İskenderiye Kütüphanesi, taş ve sütunlardan ibaret bir bina değil; insanlığın kendini anlama çabasının en cesur, en iddialı girişimiydi. Antik dünyada bilgi ilk kez tek bir merkezde toplanmak istendiğinde, amaç yalnızca okumak değil, düşünceyi korumak, çoğaltmak ve gelecek zamanlara emanet etmekti; bu yüzden kütüphanenin raflarında yalnızca kitaplar değil, matematik, astronomi, tıp, felsefe, coğrafya ve mitoloji yan yana duruyordu, birbirini besliyor, birbirine karışıyordu.

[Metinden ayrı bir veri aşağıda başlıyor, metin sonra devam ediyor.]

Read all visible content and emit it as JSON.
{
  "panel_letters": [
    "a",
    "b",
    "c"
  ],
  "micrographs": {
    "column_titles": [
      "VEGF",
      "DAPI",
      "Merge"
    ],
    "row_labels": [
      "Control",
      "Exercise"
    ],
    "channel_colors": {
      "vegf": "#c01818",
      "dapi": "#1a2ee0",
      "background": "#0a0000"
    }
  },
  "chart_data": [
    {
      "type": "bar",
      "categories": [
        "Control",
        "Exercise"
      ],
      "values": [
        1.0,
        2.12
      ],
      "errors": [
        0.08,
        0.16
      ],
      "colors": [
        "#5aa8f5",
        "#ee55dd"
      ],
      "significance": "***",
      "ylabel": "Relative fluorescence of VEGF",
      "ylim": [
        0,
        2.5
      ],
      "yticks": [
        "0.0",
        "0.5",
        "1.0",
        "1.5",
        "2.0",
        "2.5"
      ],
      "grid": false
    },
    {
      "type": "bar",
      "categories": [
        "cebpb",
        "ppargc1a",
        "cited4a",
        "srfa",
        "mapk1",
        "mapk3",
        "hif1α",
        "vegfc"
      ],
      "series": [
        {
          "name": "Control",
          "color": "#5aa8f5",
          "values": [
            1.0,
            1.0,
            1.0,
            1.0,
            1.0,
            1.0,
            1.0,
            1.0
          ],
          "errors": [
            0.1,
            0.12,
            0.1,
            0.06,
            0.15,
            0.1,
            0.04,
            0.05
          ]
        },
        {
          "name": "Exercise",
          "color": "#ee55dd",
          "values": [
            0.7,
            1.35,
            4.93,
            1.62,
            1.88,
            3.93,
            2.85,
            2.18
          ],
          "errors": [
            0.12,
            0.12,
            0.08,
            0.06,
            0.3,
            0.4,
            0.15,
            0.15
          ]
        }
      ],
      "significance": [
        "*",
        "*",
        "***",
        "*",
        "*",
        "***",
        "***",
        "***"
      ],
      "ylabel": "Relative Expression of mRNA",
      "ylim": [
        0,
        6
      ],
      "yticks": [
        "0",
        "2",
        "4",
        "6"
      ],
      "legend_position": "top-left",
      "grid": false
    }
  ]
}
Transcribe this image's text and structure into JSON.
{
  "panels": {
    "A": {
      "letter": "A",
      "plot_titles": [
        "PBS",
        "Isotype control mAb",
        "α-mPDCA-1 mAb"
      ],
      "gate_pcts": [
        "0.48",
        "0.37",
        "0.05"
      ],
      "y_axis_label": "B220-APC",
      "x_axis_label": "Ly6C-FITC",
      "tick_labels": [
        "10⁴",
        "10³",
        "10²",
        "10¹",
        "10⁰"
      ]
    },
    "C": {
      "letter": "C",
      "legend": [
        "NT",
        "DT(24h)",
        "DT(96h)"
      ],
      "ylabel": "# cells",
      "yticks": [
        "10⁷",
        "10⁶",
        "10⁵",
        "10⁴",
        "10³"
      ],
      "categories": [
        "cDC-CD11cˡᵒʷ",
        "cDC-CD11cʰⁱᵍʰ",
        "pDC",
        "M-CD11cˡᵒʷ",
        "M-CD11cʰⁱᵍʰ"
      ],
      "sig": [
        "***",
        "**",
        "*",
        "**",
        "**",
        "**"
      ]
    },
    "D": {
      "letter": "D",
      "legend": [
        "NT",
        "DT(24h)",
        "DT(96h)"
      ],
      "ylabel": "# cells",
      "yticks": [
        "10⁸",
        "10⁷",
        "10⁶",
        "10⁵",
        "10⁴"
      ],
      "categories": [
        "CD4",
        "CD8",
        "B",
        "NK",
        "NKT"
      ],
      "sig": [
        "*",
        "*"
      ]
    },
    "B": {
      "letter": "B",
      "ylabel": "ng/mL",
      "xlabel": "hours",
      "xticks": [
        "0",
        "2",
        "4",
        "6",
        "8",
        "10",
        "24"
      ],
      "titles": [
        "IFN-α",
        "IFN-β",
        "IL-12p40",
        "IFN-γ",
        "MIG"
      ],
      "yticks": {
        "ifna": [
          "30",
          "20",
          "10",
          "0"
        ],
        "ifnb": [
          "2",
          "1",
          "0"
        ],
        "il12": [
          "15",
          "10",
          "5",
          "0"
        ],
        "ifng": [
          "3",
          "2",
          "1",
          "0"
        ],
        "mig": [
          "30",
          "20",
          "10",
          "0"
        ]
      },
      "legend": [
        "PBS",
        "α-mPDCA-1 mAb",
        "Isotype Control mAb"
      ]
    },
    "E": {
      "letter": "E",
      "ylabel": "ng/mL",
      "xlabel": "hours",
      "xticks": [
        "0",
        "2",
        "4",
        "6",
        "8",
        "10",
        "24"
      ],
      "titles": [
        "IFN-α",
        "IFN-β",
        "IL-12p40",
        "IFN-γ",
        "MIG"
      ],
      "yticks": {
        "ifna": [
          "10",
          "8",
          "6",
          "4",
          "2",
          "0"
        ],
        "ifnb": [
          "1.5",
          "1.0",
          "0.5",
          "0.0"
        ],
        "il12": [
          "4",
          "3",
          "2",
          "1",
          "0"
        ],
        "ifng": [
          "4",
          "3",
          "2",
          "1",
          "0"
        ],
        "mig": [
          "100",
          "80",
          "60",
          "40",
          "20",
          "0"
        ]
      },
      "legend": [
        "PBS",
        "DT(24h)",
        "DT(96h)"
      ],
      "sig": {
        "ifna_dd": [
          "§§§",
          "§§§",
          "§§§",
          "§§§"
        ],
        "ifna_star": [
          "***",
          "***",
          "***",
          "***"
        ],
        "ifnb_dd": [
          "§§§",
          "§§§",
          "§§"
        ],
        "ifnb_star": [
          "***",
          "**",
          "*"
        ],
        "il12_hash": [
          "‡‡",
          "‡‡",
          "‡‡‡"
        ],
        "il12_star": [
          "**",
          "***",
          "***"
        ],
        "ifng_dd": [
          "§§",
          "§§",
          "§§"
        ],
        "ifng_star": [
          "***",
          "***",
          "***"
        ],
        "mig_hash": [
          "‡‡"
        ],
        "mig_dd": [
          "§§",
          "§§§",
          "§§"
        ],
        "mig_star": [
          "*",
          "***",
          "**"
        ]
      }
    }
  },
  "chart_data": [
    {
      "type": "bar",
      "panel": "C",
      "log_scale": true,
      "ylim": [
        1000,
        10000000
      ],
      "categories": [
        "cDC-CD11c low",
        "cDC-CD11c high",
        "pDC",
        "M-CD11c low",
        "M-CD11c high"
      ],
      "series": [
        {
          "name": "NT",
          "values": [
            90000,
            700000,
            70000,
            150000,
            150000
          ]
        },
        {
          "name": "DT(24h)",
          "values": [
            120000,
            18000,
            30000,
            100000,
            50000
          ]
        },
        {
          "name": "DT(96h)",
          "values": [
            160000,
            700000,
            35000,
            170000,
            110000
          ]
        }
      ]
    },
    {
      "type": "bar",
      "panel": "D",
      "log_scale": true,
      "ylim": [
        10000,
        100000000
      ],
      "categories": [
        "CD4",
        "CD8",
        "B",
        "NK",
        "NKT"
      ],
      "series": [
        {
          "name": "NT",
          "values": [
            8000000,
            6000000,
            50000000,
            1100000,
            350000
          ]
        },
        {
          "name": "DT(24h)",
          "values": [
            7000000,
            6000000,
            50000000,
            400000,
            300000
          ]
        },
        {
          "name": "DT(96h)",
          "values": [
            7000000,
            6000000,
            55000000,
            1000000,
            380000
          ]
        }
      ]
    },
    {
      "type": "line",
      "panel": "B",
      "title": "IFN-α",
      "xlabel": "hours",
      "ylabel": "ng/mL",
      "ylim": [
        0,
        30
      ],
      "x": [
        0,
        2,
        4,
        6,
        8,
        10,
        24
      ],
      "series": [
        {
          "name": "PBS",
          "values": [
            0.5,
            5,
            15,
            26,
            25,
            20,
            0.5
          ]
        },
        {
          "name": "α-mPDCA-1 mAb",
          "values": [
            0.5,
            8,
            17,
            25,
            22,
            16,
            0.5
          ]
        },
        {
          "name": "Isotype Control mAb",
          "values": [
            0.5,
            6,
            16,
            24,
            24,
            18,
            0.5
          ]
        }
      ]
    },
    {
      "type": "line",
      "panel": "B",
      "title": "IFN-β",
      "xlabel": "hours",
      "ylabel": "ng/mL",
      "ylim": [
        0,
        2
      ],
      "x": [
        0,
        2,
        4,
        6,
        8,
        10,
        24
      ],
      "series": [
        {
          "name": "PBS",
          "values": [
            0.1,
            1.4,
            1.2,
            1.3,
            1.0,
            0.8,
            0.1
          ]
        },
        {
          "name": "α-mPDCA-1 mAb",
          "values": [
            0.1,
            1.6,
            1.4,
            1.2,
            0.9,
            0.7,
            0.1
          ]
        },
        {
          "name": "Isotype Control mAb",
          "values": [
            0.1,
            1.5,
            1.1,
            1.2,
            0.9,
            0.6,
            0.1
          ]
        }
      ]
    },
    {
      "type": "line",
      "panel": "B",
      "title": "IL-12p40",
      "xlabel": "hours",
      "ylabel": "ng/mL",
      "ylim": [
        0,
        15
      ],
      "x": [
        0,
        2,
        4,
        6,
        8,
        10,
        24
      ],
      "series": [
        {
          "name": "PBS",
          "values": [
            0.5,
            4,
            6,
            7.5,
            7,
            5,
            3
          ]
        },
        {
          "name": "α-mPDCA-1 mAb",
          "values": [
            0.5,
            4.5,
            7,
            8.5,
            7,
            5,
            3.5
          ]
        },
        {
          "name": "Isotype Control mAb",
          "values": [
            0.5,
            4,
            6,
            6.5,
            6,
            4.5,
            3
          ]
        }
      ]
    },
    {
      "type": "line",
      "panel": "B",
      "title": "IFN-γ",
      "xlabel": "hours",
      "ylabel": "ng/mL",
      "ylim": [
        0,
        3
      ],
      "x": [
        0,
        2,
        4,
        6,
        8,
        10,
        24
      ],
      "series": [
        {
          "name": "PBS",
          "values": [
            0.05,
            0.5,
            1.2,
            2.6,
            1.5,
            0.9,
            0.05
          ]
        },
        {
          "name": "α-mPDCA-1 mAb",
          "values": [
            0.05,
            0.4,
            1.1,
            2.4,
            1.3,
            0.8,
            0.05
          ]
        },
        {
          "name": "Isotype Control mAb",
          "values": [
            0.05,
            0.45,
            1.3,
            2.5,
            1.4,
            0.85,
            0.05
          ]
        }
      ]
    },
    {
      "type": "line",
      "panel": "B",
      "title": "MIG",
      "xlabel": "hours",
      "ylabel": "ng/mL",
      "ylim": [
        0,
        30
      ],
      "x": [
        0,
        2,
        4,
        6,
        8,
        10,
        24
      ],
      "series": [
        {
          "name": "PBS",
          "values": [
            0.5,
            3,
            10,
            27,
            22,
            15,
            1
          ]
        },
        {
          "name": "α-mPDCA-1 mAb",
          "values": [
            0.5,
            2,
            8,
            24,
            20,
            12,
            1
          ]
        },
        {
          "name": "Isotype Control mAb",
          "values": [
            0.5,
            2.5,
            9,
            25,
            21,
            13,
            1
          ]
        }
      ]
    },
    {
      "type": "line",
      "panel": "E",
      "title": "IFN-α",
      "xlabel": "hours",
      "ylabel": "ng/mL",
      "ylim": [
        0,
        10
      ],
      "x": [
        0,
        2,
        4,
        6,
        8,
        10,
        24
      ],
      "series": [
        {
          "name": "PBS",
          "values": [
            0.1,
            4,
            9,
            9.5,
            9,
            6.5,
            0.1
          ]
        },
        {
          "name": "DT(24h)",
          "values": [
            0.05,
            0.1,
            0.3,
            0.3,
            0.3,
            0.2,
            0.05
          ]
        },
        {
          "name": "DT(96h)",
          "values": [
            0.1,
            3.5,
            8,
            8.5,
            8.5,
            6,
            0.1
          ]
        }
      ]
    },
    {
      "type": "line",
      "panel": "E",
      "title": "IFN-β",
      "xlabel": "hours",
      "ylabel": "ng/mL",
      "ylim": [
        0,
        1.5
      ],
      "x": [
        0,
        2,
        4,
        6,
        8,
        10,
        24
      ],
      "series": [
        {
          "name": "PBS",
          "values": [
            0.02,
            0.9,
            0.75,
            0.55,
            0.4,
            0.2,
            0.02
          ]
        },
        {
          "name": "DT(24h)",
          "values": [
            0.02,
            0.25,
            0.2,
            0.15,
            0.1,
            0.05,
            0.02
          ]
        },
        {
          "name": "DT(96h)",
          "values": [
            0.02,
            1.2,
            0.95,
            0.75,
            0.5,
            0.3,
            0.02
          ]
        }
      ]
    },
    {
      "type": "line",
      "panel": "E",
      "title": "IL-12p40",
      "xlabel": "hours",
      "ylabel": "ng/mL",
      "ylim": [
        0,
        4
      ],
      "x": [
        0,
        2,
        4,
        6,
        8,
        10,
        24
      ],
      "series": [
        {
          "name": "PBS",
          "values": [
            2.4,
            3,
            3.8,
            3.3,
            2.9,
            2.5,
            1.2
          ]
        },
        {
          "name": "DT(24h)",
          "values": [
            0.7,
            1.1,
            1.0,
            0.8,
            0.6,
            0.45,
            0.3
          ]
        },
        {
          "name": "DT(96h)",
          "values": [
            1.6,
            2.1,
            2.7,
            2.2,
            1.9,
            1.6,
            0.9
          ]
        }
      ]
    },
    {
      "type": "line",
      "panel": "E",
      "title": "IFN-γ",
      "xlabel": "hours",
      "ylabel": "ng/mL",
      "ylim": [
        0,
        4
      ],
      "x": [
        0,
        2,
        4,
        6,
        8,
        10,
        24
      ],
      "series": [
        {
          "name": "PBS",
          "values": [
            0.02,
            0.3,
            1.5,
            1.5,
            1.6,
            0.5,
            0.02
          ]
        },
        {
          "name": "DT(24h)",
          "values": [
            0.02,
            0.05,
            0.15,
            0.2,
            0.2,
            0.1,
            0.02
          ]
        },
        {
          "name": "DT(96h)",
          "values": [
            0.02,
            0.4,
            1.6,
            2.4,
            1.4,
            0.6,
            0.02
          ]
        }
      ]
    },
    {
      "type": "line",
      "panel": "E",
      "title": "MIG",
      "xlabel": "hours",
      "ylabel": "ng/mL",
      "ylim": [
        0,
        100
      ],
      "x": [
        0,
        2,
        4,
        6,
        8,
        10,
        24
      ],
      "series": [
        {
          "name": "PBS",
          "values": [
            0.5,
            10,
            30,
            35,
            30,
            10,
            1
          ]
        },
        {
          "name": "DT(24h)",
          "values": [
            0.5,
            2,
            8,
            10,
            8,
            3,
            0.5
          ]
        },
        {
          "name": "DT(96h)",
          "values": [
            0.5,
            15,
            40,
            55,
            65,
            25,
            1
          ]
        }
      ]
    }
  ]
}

Rivayete göre İskenderiye Limanı’na giren her gemiden yazılı metinler toplanır, kopyalanır, asılları kütüphanede saklanırdı; sahiplerine ise kopyaları geri verilirdi. Bu, bilginin mülkiyet değil, ortak miras sayıldığının sessiz ilanıydı. Burada çalışan bilginler yalnızca okuyan insanlar değildi; yıldızların hareketini hesaplayanlar, insan bedenini inceleyenler, dünyanın çevresini ölçmeye çalışanlar vardı. Eratosthenes’in dünyanın çevresini neredeyse hatasız hesaplaması, Hypatia’nın matematik ve felsefede açtığı yollar, bu mekanın zihinsel atmosferinde filizlendi.
Ancak İskenderiye Kütüphanesi’nin en güçlü tarafı, aynı zamanda en kırılgan yanını da taşıyordu: Bilgi, güçtü. Güç ise her çağda korku uyandırır. Yangınlar, istilalar, ideolojik çatışmalar ve ihmaller… Kütüphanenin yok oluşu tek bir geceye, tek bir düşmana ya da tek bir karara indirgenemez; o, yavaş yavaş silinen bir hafıza gibiydi. Parşömenler yandı, metinler kayboldu, bazı bilgiler bir daha asla geri dönmedi. Belki de insanlık, henüz hazır olmadığı bazı cevapları o raflarda bıraktı.
Bugün İskenderiye Kütüphanesi’ni konuşurken aslında şunu soruyoruz: Bilgi neden korunmaz, neden yok edilir ve neden her çağda yeniden keşfedilmek zorunda kalır? Belki de kütüphanenin gerçek mirası, kaybolmuş kitaplar değil; bilginin kırılgan olduğunu hatırlatan uyarısıdır. Çünkü bir uygarlık, hafızasını koruyamadığında, en parlak fikirler bile küle dönüşebilir.